[youtube] Add support for yourepeat.com URLs (Closes #2397)
[youtube-dl] / youtube_dl / extractor / youtube.py
index 8816f4f801b60eba8fed2042a2f3a7031c7a08c6..02c5ede745beeb97fb71fe57abab7b963db2266f 100644 (file)
@@ -34,13 +34,14 @@ from ..utils import (
     unified_strdate,
     orderedSet,
     write_json_file,
+    uppercase_escape,
 )
 
 class YoutubeBaseInfoExtractor(InfoExtractor):
     """Provide base functions for Youtube extractors"""
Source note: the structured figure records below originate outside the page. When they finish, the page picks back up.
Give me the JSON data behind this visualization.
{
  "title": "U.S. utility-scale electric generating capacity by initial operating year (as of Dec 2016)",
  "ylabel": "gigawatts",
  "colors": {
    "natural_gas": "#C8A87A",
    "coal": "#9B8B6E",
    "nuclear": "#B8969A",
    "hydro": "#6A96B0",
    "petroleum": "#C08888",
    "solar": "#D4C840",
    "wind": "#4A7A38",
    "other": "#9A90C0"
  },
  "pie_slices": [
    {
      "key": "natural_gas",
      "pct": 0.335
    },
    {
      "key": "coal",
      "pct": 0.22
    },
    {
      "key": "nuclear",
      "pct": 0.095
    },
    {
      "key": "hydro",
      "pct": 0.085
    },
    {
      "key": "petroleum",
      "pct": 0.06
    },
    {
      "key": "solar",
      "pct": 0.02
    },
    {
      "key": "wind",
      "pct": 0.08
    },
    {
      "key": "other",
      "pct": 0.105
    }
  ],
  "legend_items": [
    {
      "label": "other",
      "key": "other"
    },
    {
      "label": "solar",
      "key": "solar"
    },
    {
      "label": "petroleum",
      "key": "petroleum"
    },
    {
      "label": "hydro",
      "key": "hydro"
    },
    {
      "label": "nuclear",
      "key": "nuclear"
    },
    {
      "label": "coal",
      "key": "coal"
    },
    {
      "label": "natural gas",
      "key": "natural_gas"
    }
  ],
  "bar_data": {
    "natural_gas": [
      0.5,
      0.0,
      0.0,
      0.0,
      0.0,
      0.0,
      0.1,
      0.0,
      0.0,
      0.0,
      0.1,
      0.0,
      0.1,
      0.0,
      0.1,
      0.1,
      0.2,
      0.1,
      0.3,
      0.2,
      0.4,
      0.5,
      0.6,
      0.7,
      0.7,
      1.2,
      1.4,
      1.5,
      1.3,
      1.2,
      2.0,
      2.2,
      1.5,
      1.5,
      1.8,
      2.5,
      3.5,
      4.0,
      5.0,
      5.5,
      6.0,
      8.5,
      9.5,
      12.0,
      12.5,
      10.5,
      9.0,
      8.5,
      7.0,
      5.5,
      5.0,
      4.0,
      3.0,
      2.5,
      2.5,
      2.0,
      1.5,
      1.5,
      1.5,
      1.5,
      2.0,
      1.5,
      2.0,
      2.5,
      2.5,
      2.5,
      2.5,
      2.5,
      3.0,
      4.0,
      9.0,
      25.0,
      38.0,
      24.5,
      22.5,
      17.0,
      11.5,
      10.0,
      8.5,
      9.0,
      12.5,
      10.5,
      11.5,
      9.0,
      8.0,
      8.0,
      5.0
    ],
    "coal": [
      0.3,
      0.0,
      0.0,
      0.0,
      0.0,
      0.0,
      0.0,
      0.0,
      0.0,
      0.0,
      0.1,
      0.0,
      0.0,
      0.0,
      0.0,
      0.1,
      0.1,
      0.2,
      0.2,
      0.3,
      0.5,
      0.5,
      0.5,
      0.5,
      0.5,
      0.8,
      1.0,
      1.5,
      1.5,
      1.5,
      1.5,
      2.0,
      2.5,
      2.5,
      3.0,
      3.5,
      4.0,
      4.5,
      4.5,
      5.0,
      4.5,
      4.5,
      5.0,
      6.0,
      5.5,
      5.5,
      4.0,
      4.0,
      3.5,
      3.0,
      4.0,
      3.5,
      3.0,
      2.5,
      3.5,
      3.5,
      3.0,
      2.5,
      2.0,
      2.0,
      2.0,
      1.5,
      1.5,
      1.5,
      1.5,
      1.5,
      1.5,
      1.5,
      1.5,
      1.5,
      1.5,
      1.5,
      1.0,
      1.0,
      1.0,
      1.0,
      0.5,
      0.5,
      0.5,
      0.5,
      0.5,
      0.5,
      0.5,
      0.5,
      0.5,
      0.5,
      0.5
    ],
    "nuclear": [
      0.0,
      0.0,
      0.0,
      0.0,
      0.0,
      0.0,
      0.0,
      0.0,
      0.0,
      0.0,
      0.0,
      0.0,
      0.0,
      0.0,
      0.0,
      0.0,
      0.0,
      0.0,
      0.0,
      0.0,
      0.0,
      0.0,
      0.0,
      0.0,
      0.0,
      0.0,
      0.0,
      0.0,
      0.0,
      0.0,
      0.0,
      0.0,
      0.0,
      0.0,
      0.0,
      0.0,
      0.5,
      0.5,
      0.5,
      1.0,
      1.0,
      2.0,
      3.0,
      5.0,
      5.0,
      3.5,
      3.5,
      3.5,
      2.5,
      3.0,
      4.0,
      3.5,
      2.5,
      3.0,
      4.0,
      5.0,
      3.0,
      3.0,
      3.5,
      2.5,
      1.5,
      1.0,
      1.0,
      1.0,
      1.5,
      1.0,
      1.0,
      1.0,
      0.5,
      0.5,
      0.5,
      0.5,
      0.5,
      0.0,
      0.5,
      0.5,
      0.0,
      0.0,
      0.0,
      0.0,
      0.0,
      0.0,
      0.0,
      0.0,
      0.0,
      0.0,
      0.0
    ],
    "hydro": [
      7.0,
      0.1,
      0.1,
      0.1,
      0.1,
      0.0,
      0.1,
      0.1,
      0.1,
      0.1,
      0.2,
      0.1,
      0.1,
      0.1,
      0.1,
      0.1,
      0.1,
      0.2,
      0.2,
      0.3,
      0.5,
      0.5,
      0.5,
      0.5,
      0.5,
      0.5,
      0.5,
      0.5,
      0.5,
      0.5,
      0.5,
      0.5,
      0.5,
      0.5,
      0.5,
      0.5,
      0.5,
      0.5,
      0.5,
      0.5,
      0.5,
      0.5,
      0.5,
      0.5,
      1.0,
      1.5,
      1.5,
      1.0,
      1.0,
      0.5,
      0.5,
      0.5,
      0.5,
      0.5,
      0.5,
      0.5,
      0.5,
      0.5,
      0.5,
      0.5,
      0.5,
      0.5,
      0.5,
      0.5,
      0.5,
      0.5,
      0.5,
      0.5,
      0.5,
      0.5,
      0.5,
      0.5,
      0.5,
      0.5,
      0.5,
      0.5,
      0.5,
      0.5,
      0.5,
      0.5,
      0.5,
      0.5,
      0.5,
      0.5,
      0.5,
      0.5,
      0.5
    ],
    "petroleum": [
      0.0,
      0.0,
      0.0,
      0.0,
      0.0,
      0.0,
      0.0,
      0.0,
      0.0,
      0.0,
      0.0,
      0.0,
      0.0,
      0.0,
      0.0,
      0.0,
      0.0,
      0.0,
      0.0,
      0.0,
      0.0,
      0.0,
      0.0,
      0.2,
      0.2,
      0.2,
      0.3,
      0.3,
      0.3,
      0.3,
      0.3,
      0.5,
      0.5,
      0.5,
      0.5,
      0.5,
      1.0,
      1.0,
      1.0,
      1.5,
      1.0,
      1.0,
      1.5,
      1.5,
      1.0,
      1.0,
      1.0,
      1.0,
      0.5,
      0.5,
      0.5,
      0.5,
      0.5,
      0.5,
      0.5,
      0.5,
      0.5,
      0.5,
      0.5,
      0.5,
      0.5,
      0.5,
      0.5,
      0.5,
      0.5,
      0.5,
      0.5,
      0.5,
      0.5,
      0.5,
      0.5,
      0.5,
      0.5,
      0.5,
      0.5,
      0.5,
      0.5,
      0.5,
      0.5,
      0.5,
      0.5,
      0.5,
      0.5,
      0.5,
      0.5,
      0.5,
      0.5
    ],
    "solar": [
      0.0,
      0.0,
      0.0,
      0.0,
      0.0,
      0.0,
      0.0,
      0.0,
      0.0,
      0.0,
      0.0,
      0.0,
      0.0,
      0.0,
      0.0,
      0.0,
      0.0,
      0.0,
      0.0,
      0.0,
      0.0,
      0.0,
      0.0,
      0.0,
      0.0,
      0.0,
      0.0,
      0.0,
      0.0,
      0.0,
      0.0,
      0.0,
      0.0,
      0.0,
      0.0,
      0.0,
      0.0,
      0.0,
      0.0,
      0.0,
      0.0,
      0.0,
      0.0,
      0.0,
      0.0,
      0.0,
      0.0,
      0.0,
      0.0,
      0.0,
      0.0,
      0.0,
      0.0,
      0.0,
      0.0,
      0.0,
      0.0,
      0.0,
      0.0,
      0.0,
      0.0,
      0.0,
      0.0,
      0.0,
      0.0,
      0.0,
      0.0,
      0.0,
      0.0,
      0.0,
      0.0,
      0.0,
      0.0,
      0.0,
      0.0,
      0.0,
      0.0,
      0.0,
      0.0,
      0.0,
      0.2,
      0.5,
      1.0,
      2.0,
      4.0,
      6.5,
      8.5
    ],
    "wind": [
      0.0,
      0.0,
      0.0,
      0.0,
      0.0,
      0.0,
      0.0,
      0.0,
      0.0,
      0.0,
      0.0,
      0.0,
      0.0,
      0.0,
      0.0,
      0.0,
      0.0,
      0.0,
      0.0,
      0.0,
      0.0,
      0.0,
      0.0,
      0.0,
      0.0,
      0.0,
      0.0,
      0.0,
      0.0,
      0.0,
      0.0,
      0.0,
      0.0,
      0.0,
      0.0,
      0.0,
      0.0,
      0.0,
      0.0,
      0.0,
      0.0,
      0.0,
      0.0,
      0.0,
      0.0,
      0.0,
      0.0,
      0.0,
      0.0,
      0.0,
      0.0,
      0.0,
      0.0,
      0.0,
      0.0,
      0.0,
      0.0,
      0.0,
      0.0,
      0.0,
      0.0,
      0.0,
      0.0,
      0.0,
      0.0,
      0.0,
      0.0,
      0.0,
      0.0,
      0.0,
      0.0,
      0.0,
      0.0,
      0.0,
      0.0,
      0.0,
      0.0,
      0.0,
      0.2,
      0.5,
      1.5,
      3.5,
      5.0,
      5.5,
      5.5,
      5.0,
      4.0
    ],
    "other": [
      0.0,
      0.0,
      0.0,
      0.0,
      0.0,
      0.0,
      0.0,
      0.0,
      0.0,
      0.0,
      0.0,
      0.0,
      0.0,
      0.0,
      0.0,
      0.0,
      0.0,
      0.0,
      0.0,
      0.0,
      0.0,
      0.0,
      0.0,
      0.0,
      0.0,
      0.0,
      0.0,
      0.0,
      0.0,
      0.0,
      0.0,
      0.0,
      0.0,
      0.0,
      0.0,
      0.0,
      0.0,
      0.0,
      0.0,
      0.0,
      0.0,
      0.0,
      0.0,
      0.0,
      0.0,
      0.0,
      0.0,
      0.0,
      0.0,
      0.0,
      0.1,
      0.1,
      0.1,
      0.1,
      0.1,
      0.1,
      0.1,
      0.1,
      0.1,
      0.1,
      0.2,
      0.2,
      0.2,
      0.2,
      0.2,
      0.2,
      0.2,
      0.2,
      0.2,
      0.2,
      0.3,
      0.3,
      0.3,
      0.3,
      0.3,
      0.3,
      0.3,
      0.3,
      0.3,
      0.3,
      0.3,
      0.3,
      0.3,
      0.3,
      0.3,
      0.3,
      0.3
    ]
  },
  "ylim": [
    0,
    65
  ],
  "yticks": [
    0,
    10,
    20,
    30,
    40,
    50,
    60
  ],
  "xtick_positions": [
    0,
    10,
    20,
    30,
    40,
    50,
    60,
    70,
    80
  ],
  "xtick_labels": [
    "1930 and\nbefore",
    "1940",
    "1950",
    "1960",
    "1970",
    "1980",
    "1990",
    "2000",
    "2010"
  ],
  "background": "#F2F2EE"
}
     _LOGIN_URL = 'https://accounts.google.com/ServiceLogin'
     _LANG_URL = r'https://www.youtube.com/?hl=en&persist_hl=1&gl=US&persist_gl=1&opt_out_ackd=1'
-    _AGE_URL = 'http://www.youtube.com/verify_age?next_url=/&gl=US&hl=en'
+    _AGE_URL = 'https://www.youtube.com/verify_age?next_url=/&gl=US&hl=en'
     _NETRC_MACHINE = 'youtube'
     # If True it will raise an error if no login info is provided
     _LOGIN_REQUIRED = False
@@ -111,7 +112,8 @@ class YoutubeBaseInfoExtractor(InfoExtractor):
             'next_url': '/',
             'action_confirm': 'Confirm',
         }
-        req = compat_urllib_request.Request(self._AGE_URL, compat_urllib_parse.urlencode(age_form))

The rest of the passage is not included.